Omitted Data from Watarrka Sunrise
Finally, it was returning to the classroom that encouraged me to live a life of my own, that distracted me from concentrating all my attention on an Aussie bloke. Intellectual stimulation as well as a new set of social contacts filled a space once overwhelmed by my jealousy of his busy work life. At the beginning of the new semester, I showed up for my first class in writing, editing, and publishing.
Accepting the offer of The University of Queensland to which I had applied a year previously, I enrolled in a master’s degree program. Energized by this new challenge, I leapt from the teacher's side of the desk, where I had spent the previous forty years, to the student’s side.
The course convener led us to believe that she would be a taskmaster. Her requirements ensured that we pay attention to detail, an expectation worthy of any competent editor.
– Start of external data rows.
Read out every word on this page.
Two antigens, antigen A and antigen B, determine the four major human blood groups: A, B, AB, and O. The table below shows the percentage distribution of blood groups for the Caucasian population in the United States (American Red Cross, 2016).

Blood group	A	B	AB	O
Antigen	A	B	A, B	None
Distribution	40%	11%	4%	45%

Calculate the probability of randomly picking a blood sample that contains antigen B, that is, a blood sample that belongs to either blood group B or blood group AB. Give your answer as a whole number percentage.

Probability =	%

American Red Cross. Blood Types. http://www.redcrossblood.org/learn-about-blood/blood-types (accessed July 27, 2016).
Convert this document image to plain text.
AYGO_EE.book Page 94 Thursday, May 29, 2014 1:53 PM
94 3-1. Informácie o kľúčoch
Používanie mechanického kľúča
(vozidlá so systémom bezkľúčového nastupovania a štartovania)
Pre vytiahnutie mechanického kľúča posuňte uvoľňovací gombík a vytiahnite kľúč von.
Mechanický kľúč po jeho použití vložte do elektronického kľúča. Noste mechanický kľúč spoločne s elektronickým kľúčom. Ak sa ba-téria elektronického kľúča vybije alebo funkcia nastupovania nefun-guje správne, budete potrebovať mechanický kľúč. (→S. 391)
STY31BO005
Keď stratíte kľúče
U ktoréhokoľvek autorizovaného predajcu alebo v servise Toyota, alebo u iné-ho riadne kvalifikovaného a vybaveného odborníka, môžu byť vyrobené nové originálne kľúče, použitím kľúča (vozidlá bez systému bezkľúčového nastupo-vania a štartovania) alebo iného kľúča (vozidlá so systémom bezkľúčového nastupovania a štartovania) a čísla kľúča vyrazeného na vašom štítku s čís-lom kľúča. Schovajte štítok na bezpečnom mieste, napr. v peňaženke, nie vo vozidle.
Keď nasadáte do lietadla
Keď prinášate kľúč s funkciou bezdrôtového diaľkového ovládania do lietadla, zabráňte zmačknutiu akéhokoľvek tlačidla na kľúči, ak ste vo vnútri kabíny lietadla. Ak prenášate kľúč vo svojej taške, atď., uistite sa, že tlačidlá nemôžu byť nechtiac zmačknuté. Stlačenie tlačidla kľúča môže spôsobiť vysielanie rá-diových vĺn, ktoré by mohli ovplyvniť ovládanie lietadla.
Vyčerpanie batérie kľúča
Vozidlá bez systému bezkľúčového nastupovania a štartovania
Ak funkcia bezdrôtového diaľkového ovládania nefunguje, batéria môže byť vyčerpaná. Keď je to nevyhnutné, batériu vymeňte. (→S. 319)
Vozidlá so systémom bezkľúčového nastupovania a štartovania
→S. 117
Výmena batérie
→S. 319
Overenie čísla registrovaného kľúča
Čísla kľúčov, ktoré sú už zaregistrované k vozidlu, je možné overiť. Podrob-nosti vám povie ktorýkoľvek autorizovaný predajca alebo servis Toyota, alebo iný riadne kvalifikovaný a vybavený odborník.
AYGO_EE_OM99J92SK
Wouldn’t you know, detail, according to every astrological commentary and personality test I had ever taken was not on my list of accomplishments.
You have no idea; Actually, I had no idea how many details were missed. I arrived in class minus assignments; sometimes I forgot to read my notes from the previous week. E-mail was a new academic tool. When had I ever used the Internet in this way? I had been on the web for over ten years, but I had never submitted an assignment for credit on line. The time had come to pay attention, to follow through.
Suddenly, there were others in the world who were intriguing, whose companionship distracted me from the emptiness of life as a retiree. Returning to the classroom as a graduate student provided an avenue through which I could validate my intellectual resources.